Места в животе уже почти не осталось. Хедвиг вздыхает и берёт предпоследний шарик.
– Я съем один за то, что Глюкман – идиот.
Пирожное медленно проскальзывает внутрь.
Стейк откидывается на спинку стула.
– Теперь ты съела шесть и я шесть, – говорит он. Он смотрит на оставшийся шарик, подбирается к нему близко-близко и измеряет его пальцами со всех сторон.
– Нужно что-то острое, – говорит он и выдвигает верхний ящик кухонного стола. Достаёт папин нож в красном чехле. Тот самый, который вчера брал с собой к Глюкману.
И вот тут-то это и случается – как раз, когда Стейк подносит лезвие к шоколадному шарику, чтобы разрезать его пополам. Хедвиг леденеет. Она вскакивает со стула.
– Фотик!
Она забыла фотоаппарат. Они оставили его в саду у Глюкмана.
Стейк вздрагивает.
– Чего? А, фотик. – Стейк пристыженно смотрит в стол. – Знаю, знаю, мне пришлось чем-то пожертвовать.
Увидев, как на крыльцо выскочил Глюкман, Стейк стал одной рукой натягивать брюки. Свободной оставалась только одна рука, которой можно было взять либо фотоаппарат, либо ножик. И Стейк схватил то, что лежало поближе.
– А потом я побежал. Он же был злой как чёрт!
Желудок Хедвиг сжимается от боли, внутри что-то колется, как будто осколки. На лбу проступает пот, голова идёт кругом. Хедвиг садится. Наверно, так чувствует себя человек, когда сильно, до смерти в чём-то раскаивается?
Нет. Тут что-то другое. Оно поднимается выше, подступает к горлу, медленно, но упрямо щекочет глотку и ползёт вверх, вверх. Шоколадные шарики. Она съела слишком много.
Хедвиг бросается к двери, но быстро поворачивает и выпрыгивает через окно. Папе Стейка так пока и не удалось открыть дверь. Но он поставил стулья по обе стороны окна, чтобы легче было влезать и вылезать.

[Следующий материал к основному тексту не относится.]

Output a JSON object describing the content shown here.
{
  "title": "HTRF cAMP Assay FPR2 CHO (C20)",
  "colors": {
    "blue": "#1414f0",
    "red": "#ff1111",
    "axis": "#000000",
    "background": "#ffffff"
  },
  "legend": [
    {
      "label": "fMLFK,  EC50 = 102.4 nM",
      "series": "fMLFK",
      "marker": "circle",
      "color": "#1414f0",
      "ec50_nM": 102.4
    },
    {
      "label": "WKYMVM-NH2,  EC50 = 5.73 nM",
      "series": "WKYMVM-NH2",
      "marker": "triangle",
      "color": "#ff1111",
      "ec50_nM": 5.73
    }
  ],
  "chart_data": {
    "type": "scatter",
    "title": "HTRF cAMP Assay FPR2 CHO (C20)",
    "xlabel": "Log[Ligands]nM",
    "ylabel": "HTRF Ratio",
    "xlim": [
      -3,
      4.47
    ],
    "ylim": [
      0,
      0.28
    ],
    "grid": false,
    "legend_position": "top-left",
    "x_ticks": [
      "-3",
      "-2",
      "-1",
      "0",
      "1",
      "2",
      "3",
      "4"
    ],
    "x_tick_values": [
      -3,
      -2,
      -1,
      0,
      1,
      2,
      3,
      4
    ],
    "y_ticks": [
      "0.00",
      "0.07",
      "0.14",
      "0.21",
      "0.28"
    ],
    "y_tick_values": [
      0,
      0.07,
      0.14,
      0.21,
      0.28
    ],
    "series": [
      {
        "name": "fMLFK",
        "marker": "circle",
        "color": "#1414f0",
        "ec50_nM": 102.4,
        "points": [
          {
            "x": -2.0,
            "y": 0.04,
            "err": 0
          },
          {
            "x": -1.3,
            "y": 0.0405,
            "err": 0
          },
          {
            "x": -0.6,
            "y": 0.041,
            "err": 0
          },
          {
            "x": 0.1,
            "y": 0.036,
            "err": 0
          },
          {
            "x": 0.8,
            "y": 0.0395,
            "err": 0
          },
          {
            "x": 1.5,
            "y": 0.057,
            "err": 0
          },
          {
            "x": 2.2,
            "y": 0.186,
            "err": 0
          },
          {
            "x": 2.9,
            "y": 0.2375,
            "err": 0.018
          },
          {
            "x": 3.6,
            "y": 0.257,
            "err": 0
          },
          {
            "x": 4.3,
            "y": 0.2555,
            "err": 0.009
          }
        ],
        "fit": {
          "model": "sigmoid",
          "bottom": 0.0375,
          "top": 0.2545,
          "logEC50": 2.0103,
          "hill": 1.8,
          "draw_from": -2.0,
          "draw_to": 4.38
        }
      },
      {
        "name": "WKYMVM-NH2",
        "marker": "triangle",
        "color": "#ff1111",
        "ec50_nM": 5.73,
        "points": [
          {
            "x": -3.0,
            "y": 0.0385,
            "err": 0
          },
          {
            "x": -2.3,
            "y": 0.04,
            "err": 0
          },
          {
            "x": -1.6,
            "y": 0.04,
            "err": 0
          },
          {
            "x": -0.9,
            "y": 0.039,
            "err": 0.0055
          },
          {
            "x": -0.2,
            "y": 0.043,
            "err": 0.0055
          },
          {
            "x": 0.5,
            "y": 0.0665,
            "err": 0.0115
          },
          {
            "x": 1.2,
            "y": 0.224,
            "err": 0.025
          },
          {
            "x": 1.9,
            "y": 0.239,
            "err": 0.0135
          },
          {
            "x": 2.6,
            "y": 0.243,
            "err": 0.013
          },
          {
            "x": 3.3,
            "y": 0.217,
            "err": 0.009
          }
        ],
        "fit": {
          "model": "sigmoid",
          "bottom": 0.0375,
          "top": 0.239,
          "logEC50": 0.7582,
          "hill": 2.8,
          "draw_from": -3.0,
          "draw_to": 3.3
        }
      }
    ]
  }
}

Едва Хедвиг успевает приземлиться, как шарики выскакивают наружу. В траву выплёскивается коричневая жижа! Шлёп!
Хедвиг сразу полегчало. Она ложится на спину и наслаждается: живот потихоньку успокаивается и приходит в нормальное состояние. Облака плывут по небу, как пухлые белые корабли.
Несправедливо, что некоторым в этой жизни позволено быть облаками, тогда как другие обречены быть девочками, потерявшими мамин фотоаппарат.